Focus on entrepreneurship in the Social Impact track of the ATLAS Institute master's program in creative technology and design.
Selected Entrepreneurship Electives
On a software product team, the Product Manager is an important role but also among the most complex to learn how to do effectively. Product Managers are often referred to as the “CEO of the product”, responsible for determining what the product is, who it is for, how it should work, how to get it successfully to market and how to keep it growing and developing over time. We will explore the role and function of product management with a practical, studio-oriented method. In other words, you’ll build a real product and get it to market over the course of the semester. There’s no better way to learn than by actually doing.
Provides working engineers a background in leadership concepts and methods and enables students to develop practical leadership skills through numerous in-class exercises and experimentation based assignments.

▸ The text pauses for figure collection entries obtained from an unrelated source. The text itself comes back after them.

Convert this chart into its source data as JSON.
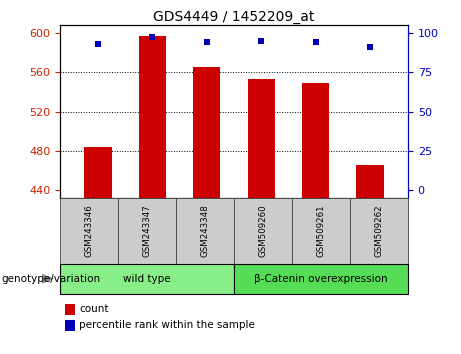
{
  "title": "GDS4449 / 1452209_at",
  "samples": [
    "GSM243346",
    "GSM243347",
    "GSM243348",
    "GSM509260",
    "GSM509261",
    "GSM509262"
  ],
  "count_values": [
    484,
    597,
    565,
    553,
    549,
    466
  ],
  "percentile_values": [
    93,
    97,
    94,
    95,
    94,
    91
  ],
  "ymin": 432,
  "ymax": 608,
  "yticks": [
    440,
    480,
    520,
    560,
    600
  ],
  "y2ticks": [
    0,
    25,
    50,
    75,
    100
  ],
  "bar_color": "#cc0000",
  "dot_color": "#0000bb",
  "bg_color": "#ffffff",
  "plot_bg": "#ffffff",
  "groups": [
    {
      "label": "wild type",
      "samples": [
        0,
        1,
        2
      ],
      "color": "#88ee88"
    },
    {
      "label": "β-Catenin overexpression",
      "samples": [
        3,
        4,
        5
      ],
      "color": "#55dd55"
    }
  ],
  "group_header": "genotype/variation",
  "legend_count": "count",
  "legend_percentile": "percentile rank within the sample",
  "bar_width": 0.5,
  "tick_color_left": "#cc2200",
  "tick_color_right": "#0000bb",
  "sample_box_color": "#cccccc",
  "sample_box_edge": "#444444"
}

Topics include authentic leadership, motivating self and others, cultivating emotional intelligence, personal mastery, creating accountability, conflict resolution, leading change and organizational culture.
Introduces contemporary methods of identifying and creating new products and services that both consumer and industrial customers really want. The course takes students on a project-based journey of ideation, concept development, prototyping, customer validation, costs and the new product launch process. Students ultimately showcase their products in a tradeshow-like setting. Environmental impact analyses and cradle-to-cradle design methods are also addressed.

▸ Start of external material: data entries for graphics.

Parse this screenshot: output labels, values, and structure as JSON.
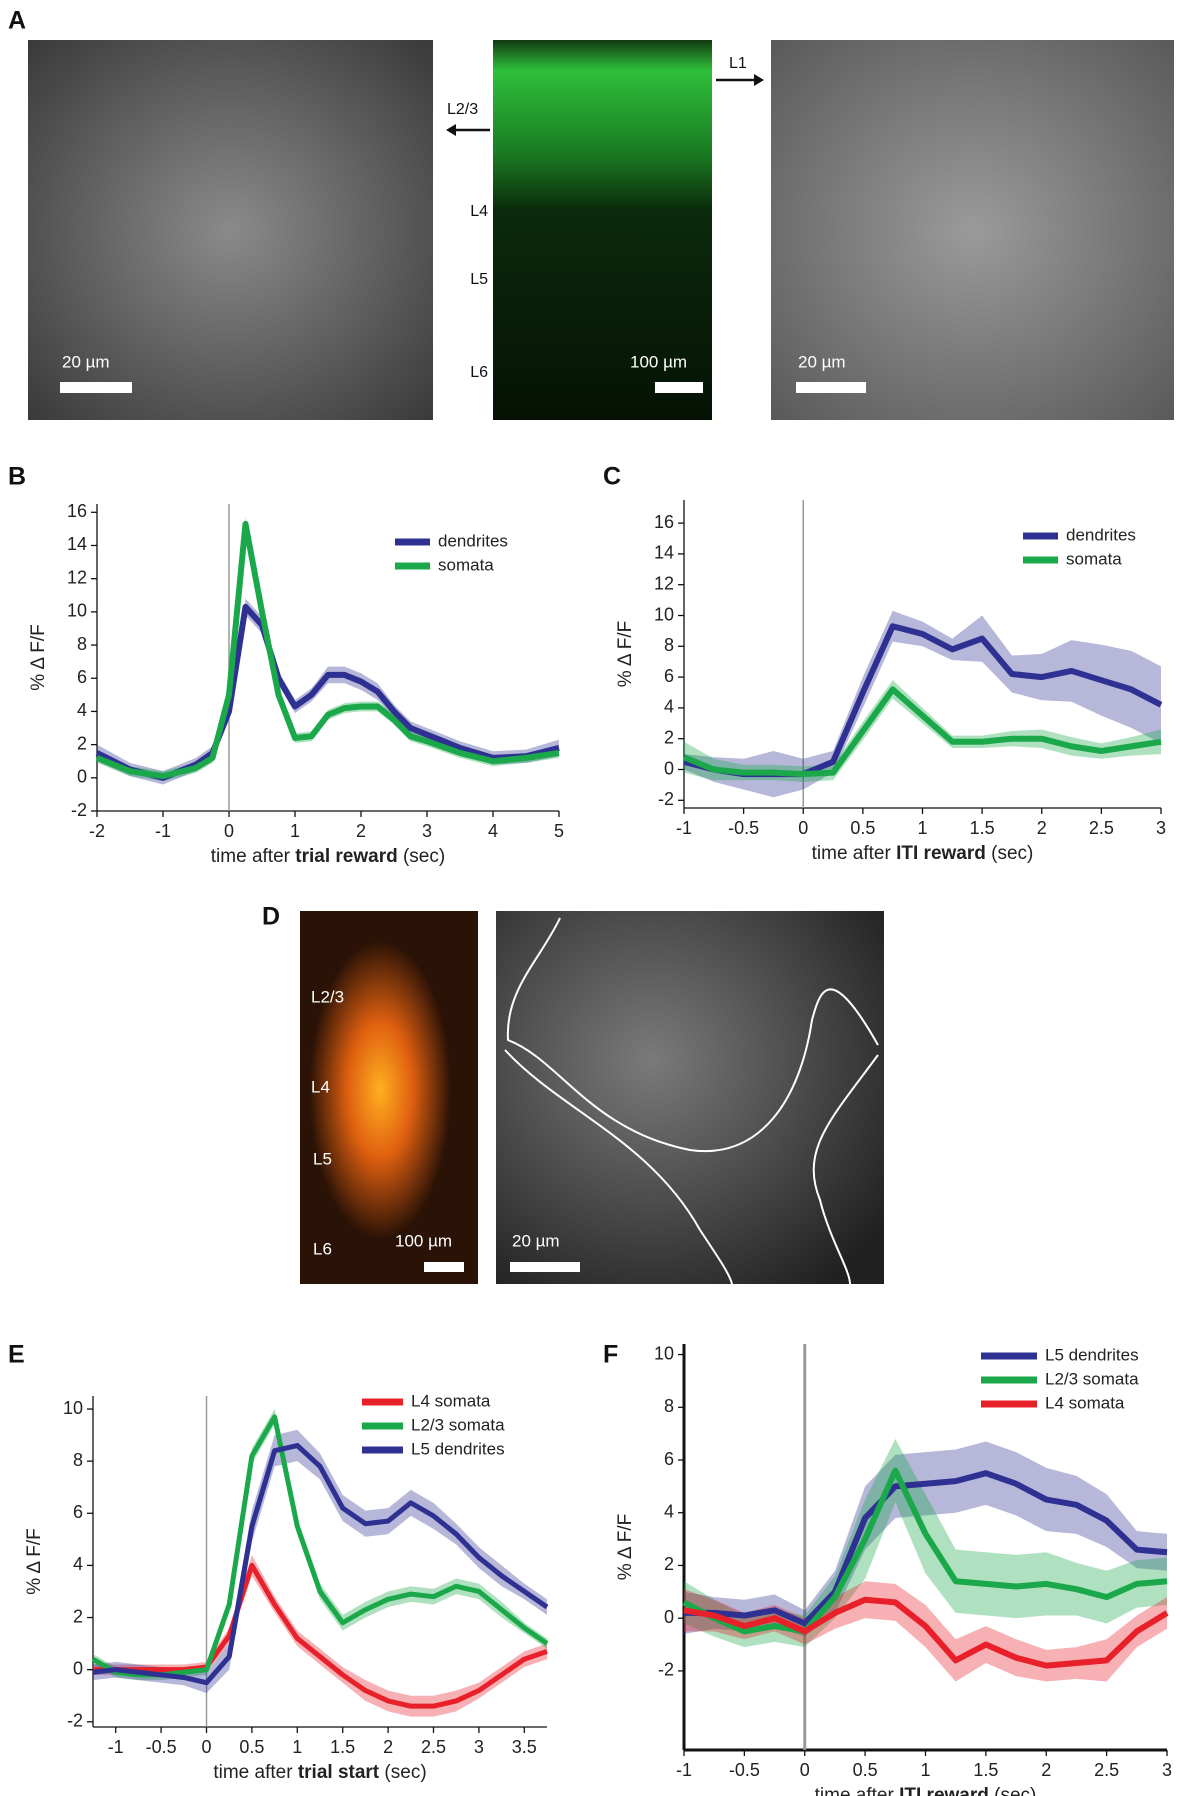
{
  "panel_a": {
    "letter": "A",
    "left_scalebar": "20 µm",
    "arrow_left": "L2/3",
    "layers": [
      "L4",
      "L5",
      "L6"
    ],
    "center_scalebar": "100 µm",
    "arrow_right": "L1",
    "right_scalebar": "20 µm"
  },
  "panel_d": {
    "letter": "D",
    "layers": [
      "L2/3",
      "L4",
      "L5",
      "L6"
    ],
    "left_scalebar": "100 µm",
    "right_scalebar": "20 µm"
  },
  "chart_data": [
    {
      "type": "line",
      "panel": "B",
      "ylabel": "% Δ F/F",
      "xlabel": {
        "pre": "time after ",
        "bold": "trial reward",
        "post": " (sec)"
      },
      "x": [
        -2,
        -1.5,
        -1,
        -0.5,
        -0.25,
        0,
        0.25,
        0.5,
        0.75,
        1,
        1.25,
        1.5,
        1.75,
        2,
        2.25,
        2.5,
        2.75,
        3,
        3.5,
        4,
        4.5,
        5
      ],
      "series": [
        {
          "name": "dendrites",
          "color": "#2e3192",
          "values": [
            1.5,
            0.5,
            0,
            0.8,
            1.5,
            4,
            10.3,
            9.2,
            6,
            4.3,
            5,
            6.2,
            6.2,
            5.8,
            5.2,
            4,
            3,
            2.6,
            1.8,
            1.2,
            1.3,
            1.8
          ],
          "errors": [
            0.5,
            0.4,
            0.4,
            0.4,
            0.4,
            0.5,
            0.5,
            0.5,
            0.4,
            0.4,
            0.4,
            0.5,
            0.5,
            0.5,
            0.5,
            0.4,
            0.4,
            0.4,
            0.4,
            0.4,
            0.4,
            0.5
          ]
        },
        {
          "name": "somata",
          "color": "#1aa84a",
          "values": [
            1.2,
            0.4,
            0.1,
            0.6,
            1.2,
            5,
            15.3,
            10,
            5,
            2.4,
            2.5,
            3.8,
            4.2,
            4.3,
            4.3,
            3.5,
            2.5,
            2.2,
            1.5,
            1,
            1.2,
            1.5
          ],
          "errors": [
            0.3,
            0.3,
            0.3,
            0.3,
            0.3,
            0.4,
            0.4,
            0.4,
            0.3,
            0.3,
            0.3,
            0.3,
            0.3,
            0.3,
            0.3,
            0.3,
            0.3,
            0.3,
            0.3,
            0.3,
            0.3,
            0.3
          ]
        }
      ],
      "xlim": [
        -2,
        5
      ],
      "ylim": [
        -2,
        16.5
      ],
      "xticks": [
        -2,
        -1,
        0,
        1,
        2,
        3,
        4,
        5
      ],
      "yticks": [
        -2,
        0,
        2,
        4,
        6,
        8,
        10,
        12,
        14,
        16
      ],
      "vline": 0,
      "legend": "upper right"
    },
    {
      "type": "line",
      "panel": "C",
      "ylabel": "% Δ F/F",
      "xlabel": {
        "pre": "time after ",
        "bold": "ITI reward",
        "post": " (sec)"
      },
      "x": [
        -1,
        -0.75,
        -0.5,
        -0.25,
        0,
        0.25,
        0.5,
        0.75,
        1,
        1.25,
        1.5,
        1.75,
        2,
        2.25,
        2.5,
        2.75,
        3
      ],
      "series": [
        {
          "name": "dendrites",
          "color": "#2e3192",
          "values": [
            0.5,
            0,
            -0.3,
            -0.3,
            -0.3,
            0.5,
            5,
            9.3,
            8.8,
            7.8,
            8.5,
            6.2,
            6,
            6.4,
            5.8,
            5.2,
            4.2
          ],
          "errors": [
            0.5,
            0.8,
            1,
            1.5,
            1,
            0.7,
            1,
            1,
            0.8,
            0.7,
            1.5,
            1.2,
            1.5,
            2,
            2.3,
            2.5,
            2.5
          ]
        },
        {
          "name": "somata",
          "color": "#1aa84a",
          "values": [
            0.8,
            0,
            -0.2,
            -0.2,
            -0.3,
            -0.2,
            2.5,
            5.2,
            3.5,
            1.8,
            1.8,
            2,
            2,
            1.5,
            1.2,
            1.5,
            1.8
          ],
          "errors": [
            1,
            0.7,
            0.5,
            0.5,
            0.5,
            0.5,
            0.6,
            0.6,
            0.5,
            0.4,
            0.4,
            0.5,
            0.6,
            0.6,
            0.5,
            0.6,
            0.8
          ]
        }
      ],
      "xlim": [
        -1,
        3
      ],
      "ylim": [
        -2.5,
        17.5
      ],
      "xticks": [
        -1,
        -0.5,
        0,
        0.5,
        1,
        1.5,
        2,
        2.5,
        3
      ],
      "yticks": [
        -2,
        0,
        2,
        4,
        6,
        8,
        10,
        12,
        14,
        16
      ],
      "vline": 0,
      "legend": "upper right"
    },
    {
      "type": "line",
      "panel": "E",
      "ylabel": "% Δ F/F",
      "xlabel": {
        "pre": "time after ",
        "bold": "trial start",
        "post": " (sec)"
      },
      "x": [
        -1.25,
        -1,
        -0.75,
        -0.5,
        -0.25,
        0,
        0.25,
        0.5,
        0.75,
        1,
        1.25,
        1.5,
        1.75,
        2,
        2.25,
        2.5,
        2.75,
        3,
        3.25,
        3.5,
        3.75
      ],
      "series": [
        {
          "name": "L4 somata",
          "color": "#e8202a",
          "values": [
            0,
            0,
            0,
            0,
            0,
            0.1,
            1.3,
            4,
            2.5,
            1.2,
            0.5,
            -0.2,
            -0.8,
            -1.2,
            -1.4,
            -1.4,
            -1.2,
            -0.8,
            -0.2,
            0.4,
            0.7
          ],
          "errors": [
            0.2,
            0.2,
            0.2,
            0.2,
            0.2,
            0.2,
            0.3,
            0.4,
            0.3,
            0.3,
            0.3,
            0.3,
            0.4,
            0.4,
            0.4,
            0.4,
            0.4,
            0.3,
            0.3,
            0.3,
            0.3
          ]
        },
        {
          "name": "L2/3 somata",
          "color": "#1aa84a",
          "values": [
            0.4,
            -0.1,
            -0.2,
            -0.2,
            -0.1,
            0,
            2.5,
            8.2,
            9.7,
            5.5,
            3,
            1.8,
            2.3,
            2.7,
            2.9,
            2.8,
            3.2,
            3,
            2.3,
            1.6,
            1
          ],
          "errors": [
            0.2,
            0.2,
            0.2,
            0.2,
            0.2,
            0.2,
            0.3,
            0.3,
            0.3,
            0.3,
            0.3,
            0.3,
            0.3,
            0.3,
            0.3,
            0.3,
            0.3,
            0.3,
            0.3,
            0.2,
            0.2
          ]
        },
        {
          "name": "L5 dendrites",
          "color": "#2e3192",
          "values": [
            -0.1,
            0,
            -0.1,
            -0.2,
            -0.3,
            -0.5,
            0.5,
            5.5,
            8.4,
            8.6,
            7.8,
            6.2,
            5.6,
            5.7,
            6.4,
            5.9,
            5.2,
            4.3,
            3.6,
            3,
            2.4
          ],
          "errors": [
            0.3,
            0.3,
            0.3,
            0.3,
            0.3,
            0.4,
            0.5,
            0.6,
            0.6,
            0.6,
            0.5,
            0.5,
            0.5,
            0.5,
            0.5,
            0.5,
            0.4,
            0.4,
            0.4,
            0.3,
            0.3
          ]
        }
      ],
      "xlim": [
        -1.25,
        3.75
      ],
      "ylim": [
        -2.2,
        10.5
      ],
      "xticks": [
        -1,
        -0.5,
        0,
        0.5,
        1,
        1.5,
        2,
        2.5,
        3,
        3.5
      ],
      "yticks": [
        -2,
        0,
        2,
        4,
        6,
        8,
        10
      ],
      "vline": 0,
      "legend": "upper right"
    },
    {
      "type": "line",
      "panel": "F",
      "ylabel": "% Δ F/F",
      "xlabel": {
        "pre": "time after ",
        "bold": "ITI reward",
        "post": " (sec)"
      },
      "x": [
        -1,
        -0.75,
        -0.5,
        -0.25,
        0,
        0.25,
        0.5,
        0.75,
        1,
        1.25,
        1.5,
        1.75,
        2,
        2.25,
        2.5,
        2.75,
        3
      ],
      "series": [
        {
          "name": "L5 dendrites",
          "color": "#2e3192",
          "values": [
            0.2,
            0.2,
            0.1,
            0.3,
            -0.2,
            1,
            3.8,
            5,
            5.1,
            5.2,
            5.5,
            5.1,
            4.5,
            4.3,
            3.7,
            2.6,
            2.5
          ],
          "errors": [
            0.8,
            0.6,
            0.6,
            0.6,
            0.5,
            0.8,
            1.2,
            1.2,
            1.2,
            1.2,
            1.2,
            1.2,
            1.2,
            1.1,
            1,
            0.7,
            0.7
          ]
        },
        {
          "name": "L2/3 somata",
          "color": "#1aa84a",
          "values": [
            0.6,
            0,
            -0.5,
            -0.3,
            -0.5,
            0.8,
            3,
            5.6,
            3.2,
            1.4,
            1.3,
            1.2,
            1.3,
            1.1,
            0.8,
            1.3,
            1.4
          ],
          "errors": [
            0.8,
            0.7,
            0.6,
            0.6,
            0.6,
            0.8,
            1.5,
            1.2,
            1.5,
            1.2,
            1.2,
            1.2,
            1.2,
            1,
            1,
            0.9,
            0.9
          ]
        },
        {
          "name": "L4 somata",
          "color": "#e8202a",
          "values": [
            0.3,
            0.1,
            -0.3,
            0,
            -0.5,
            0.2,
            0.7,
            0.6,
            -0.3,
            -1.6,
            -1,
            -1.5,
            -1.8,
            -1.7,
            -1.6,
            -0.5,
            0.2
          ],
          "errors": [
            0.8,
            0.6,
            0.5,
            0.5,
            0.5,
            0.6,
            0.7,
            0.7,
            0.8,
            0.8,
            0.7,
            0.7,
            0.6,
            0.6,
            0.8,
            0.6,
            0.6
          ]
        }
      ],
      "xlim": [
        -1,
        3
      ],
      "ylim": [
        -5,
        10.4
      ],
      "xticks": [
        -1,
        -0.5,
        0,
        0.5,
        1,
        1.5,
        2,
        2.5,
        3
      ],
      "yticks": [
        -2,
        0,
        2,
        4,
        6,
        8,
        10
      ],
      "vline": 0,
      "legend": "upper right"
    }
  ]
}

Introduces engineering design and development of consumer products. Includes learning sketching, brainstorming, idea generation, design thinking, user-centered design, product requirements and specifications, product constraints, human factors, aesthetics, industrial design, intellectual property, concept prototyping, idea selection, tolerancing, cost estimating, design for assembly, and materials selection. Entails a semester-long team re-design of a consumer product.
Topics include general design guidelines for manufacturability; aspects of manufacturing processes that affect design decisions; design rules to maximize manufacturability; economic considerations; value engineering and design for assembly. Presents case studies of successful products exhibiting DFMA principles.

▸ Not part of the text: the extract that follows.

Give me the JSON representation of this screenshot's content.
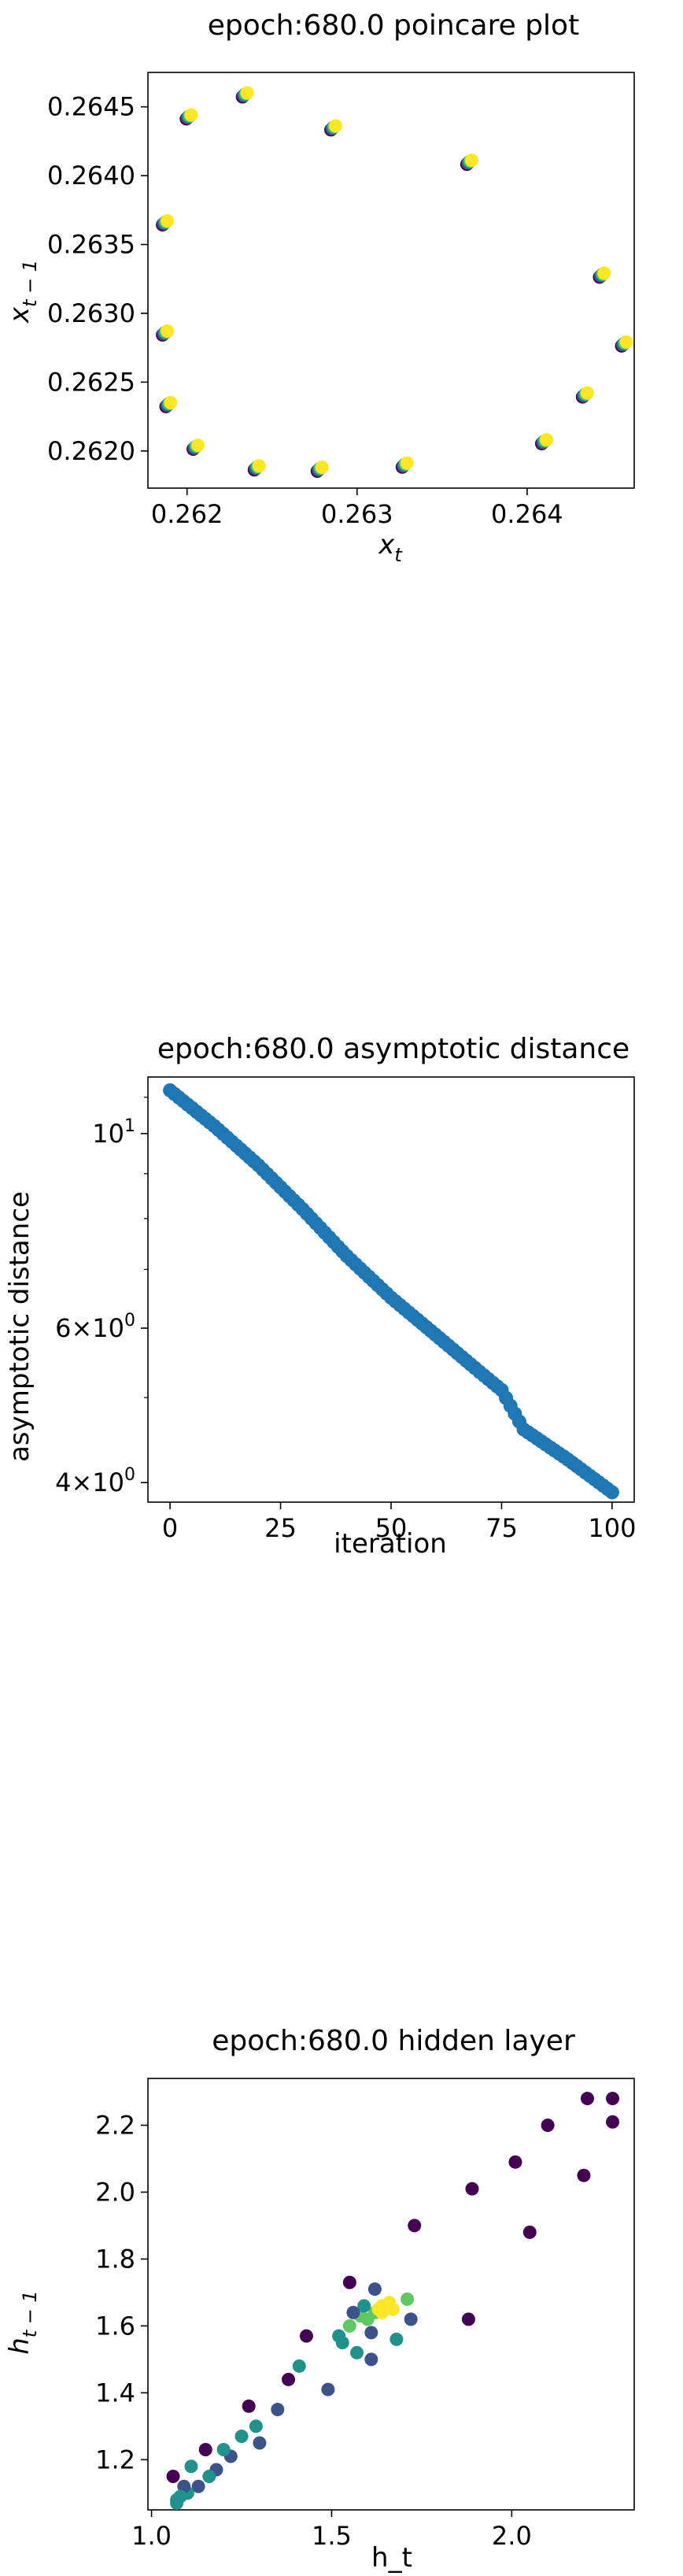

Provides an in-depth introduction to the project management discipline, including the concepts, tools and techniques used in the management and leadership of projects small and large alike. Key topics covered include the role of the project manager; project team selection and management; cost, schedule and risk management; quality in projects; introduction to creating and maintaining project plans through the project lifecycle.
Social entrepreneurs adopt business approaches to solving global, social and environmental problems that have not been effectively addressed by government, business or traditional nonprofits. The course provides a framework for student teams to assist social entrepreneurs in developing countries, helping them achieve their social mission while operating sustainably and with measurable impact.
Focuses on environmentally sustainable business ventures as well as issues associated with starting and operating a business that solves natural environmental challenges while achieving profitability. Includes a number of case studies, topical discussions, talks by environmental entrepreneurs, and an applied or library research project.
Addresses the business of renewable energy, including opportunities and challenges with renewable electricity, renewable transportation fuels and energy efficiency. Topics include energy markets, opportunity identification, life cycle analysis, economic analysis, policy impacts and project financing of sustainable renewable energy business models.